The term $f_w(x) \tfrac{d}{d x_i}f_{w}(x)$ is independent of $I$ and so does not contribute toward learning $D_I$ . Hence intuitively to show we make exponentially small progress, it suffices to show that typically for every $i$ , $\left(\mathbb{E}_x[ \chi_I(x)\tfrac{d}{d x_i}f{w}(x) ] \right)^2$ will be exponentially small. (That is, even if for a fixed $x$ we make a large step, these all cancel out and give us exponentially small progress toward actually learning $I$ .)

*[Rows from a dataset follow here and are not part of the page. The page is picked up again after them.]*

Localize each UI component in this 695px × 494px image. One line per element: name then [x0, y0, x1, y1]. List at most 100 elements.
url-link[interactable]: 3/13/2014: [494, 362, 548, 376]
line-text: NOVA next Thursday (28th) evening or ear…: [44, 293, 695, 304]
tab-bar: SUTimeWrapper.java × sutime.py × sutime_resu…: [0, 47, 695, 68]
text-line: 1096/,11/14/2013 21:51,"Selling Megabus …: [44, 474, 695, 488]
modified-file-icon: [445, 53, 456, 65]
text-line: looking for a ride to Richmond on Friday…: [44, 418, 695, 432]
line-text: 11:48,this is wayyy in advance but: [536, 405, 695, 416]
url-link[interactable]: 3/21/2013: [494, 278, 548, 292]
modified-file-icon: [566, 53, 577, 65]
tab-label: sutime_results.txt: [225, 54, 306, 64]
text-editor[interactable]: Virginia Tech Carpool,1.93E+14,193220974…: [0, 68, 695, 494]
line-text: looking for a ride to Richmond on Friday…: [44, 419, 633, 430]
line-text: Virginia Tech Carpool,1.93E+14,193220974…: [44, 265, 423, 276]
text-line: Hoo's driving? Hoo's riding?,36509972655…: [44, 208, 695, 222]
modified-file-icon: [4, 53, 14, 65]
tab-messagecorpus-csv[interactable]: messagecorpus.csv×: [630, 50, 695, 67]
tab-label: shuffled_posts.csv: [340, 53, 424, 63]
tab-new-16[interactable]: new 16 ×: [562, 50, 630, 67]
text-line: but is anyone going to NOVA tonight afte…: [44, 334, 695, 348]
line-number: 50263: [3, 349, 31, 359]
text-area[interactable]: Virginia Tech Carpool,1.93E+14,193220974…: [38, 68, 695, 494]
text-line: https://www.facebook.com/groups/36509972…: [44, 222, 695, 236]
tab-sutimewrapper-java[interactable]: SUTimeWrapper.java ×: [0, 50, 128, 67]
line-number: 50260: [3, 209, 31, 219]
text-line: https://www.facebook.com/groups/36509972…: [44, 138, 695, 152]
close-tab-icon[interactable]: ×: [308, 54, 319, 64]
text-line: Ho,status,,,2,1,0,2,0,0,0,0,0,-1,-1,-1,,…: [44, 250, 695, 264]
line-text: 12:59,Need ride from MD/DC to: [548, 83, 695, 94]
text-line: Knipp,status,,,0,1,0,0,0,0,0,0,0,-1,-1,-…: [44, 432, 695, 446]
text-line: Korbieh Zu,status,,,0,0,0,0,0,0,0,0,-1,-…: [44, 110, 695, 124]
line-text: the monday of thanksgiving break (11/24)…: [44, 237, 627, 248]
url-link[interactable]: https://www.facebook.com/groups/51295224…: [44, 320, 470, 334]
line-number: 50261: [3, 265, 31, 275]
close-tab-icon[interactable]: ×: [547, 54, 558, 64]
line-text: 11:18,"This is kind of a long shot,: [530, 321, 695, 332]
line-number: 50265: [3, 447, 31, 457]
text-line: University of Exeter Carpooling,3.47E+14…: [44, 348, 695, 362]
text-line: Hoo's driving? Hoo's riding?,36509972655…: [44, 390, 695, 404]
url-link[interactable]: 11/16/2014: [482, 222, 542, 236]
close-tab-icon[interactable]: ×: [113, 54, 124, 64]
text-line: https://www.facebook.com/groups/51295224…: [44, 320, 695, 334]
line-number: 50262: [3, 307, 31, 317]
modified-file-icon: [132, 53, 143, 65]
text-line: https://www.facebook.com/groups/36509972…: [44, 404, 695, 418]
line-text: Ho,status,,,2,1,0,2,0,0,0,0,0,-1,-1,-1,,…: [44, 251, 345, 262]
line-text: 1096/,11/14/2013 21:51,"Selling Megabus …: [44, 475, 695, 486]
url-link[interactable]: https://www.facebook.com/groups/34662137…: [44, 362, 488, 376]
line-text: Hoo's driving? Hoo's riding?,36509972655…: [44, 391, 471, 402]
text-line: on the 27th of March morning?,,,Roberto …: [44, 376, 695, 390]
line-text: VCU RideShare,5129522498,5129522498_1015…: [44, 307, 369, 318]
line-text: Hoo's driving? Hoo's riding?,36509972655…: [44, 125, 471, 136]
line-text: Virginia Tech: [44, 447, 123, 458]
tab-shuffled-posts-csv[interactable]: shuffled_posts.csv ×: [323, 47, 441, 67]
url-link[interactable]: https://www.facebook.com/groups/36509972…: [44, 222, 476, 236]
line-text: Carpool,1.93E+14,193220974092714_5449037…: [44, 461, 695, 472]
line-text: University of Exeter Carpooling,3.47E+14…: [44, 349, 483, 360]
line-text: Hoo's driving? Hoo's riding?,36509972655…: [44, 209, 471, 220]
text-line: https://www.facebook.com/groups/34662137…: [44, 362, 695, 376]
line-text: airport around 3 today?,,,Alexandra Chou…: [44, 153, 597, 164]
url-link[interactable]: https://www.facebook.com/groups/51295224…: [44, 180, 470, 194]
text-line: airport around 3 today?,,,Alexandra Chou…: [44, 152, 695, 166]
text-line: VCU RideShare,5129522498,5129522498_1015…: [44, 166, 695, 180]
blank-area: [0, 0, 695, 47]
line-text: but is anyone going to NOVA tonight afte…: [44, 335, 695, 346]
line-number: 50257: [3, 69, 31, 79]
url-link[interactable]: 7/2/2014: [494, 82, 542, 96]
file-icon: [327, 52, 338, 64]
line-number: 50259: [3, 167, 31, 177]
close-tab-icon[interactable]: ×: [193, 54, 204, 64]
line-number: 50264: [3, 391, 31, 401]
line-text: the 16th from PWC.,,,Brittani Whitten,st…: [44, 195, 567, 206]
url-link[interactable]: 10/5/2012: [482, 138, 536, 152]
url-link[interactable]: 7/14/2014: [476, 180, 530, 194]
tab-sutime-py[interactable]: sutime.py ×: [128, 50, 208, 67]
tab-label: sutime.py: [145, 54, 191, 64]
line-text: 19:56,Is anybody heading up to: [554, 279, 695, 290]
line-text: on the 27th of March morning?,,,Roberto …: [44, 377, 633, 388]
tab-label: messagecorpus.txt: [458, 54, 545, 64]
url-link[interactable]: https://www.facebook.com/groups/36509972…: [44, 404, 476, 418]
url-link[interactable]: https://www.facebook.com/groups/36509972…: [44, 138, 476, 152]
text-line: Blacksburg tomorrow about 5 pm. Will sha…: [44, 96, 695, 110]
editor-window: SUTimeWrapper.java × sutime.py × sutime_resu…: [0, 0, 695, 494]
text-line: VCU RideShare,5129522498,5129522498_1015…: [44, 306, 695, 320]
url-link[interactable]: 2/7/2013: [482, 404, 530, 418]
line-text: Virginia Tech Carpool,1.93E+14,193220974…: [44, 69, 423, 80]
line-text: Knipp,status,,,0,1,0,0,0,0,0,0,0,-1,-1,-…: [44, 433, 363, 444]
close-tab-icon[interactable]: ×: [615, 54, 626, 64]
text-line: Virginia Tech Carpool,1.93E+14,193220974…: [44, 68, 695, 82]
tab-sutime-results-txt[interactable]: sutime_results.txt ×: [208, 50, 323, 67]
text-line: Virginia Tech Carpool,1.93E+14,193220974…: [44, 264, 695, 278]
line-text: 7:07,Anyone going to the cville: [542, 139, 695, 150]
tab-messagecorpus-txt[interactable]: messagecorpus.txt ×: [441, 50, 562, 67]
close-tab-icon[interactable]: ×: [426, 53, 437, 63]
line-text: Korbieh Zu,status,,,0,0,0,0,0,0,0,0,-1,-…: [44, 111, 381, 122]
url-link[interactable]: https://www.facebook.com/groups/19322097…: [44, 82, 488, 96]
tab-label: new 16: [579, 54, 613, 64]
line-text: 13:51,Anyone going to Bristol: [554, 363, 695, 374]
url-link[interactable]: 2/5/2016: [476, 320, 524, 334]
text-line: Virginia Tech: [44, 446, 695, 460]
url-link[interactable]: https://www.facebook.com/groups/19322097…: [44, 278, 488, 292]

Formally, we will prove the following lemma:

Lemma: For every $w$ , $i$

$\mathbb{E}_I \left(\mathbb{E}_x[ \chi_I(x)\tfrac{d}{d x_i}f{w}(x) ] \right)^2 \leq \tfrac{poly(d,n)\mathbb{E}_x \frac{d}{d x_i}f{w}(x)^2}{2^d}$

Proof: Let us fix $i$ and define $g(x) = \tfrac{d}{d x_i}f_{w}(x)$ . The quantity $\mathbb{E}_x[ \chi_I(x)\tfrac{d}{d x_i}f{w}(x)]$ can be written as $\langle \chi_I,g \rangle$ with respect to the inner product $\langle f,g \rangle = \mathbb{E}_x f(x)g(x)$ . However, ${ \chi_I }{I\subseteq [d]}$ is an orhtonormal basis with respect to this inner product. To see this note that since $\chi_I(x) \in { \pm 1 }$ , $\mathbb{E}_x \chi_I(x)^2 = 1$ for every $I$ , and for $I \neq J$ , $\chi_I(x)\chi_J(x) = (\prod{i \in I} x_i)(\prod_{j \in J} x_j) = \prod_{k \in I \oplus H} x_k$ where $I\oplus J$ is the symmetric difference of $I$ and $J$ . The reason is that $x_i^2 =1$ for all $i$ and so elements that appear in both $I$ and $J$ “cancel out”. Since the coordinates of $x$ are distributed independently and uniformly, the expectation of the product is the product of expectations. This means that as long as $I \oplus J$ is not empty (i.e., $I \neq J$ ) this will be a product of one or more terms of the form $(\mathbb{E} x_k)$ . Since $x_k$ is uniform over $\{ \pm 1 \}$ , $\mathbb{E} x_k = 0$ and so we get that if $I \neq J$ , $\langle \chi_I,\chi_J \rangle =0$ .

Given the above

$\mathbb{E}_x g(x)^2 = \langle g,g\rangle = \sum_{I \subseteq [d]} \langle g , \chi_I \rangle^2$

which means that (since there are $2^d$ subsets of $[d]$ ) on average $\langle g, \chi_I \rangle = \parallel g \parallel^2 / 2^d$ . In other words, $\langle g,\chi_I \rangle$ is typically exponentially small which is what we wanted to prove.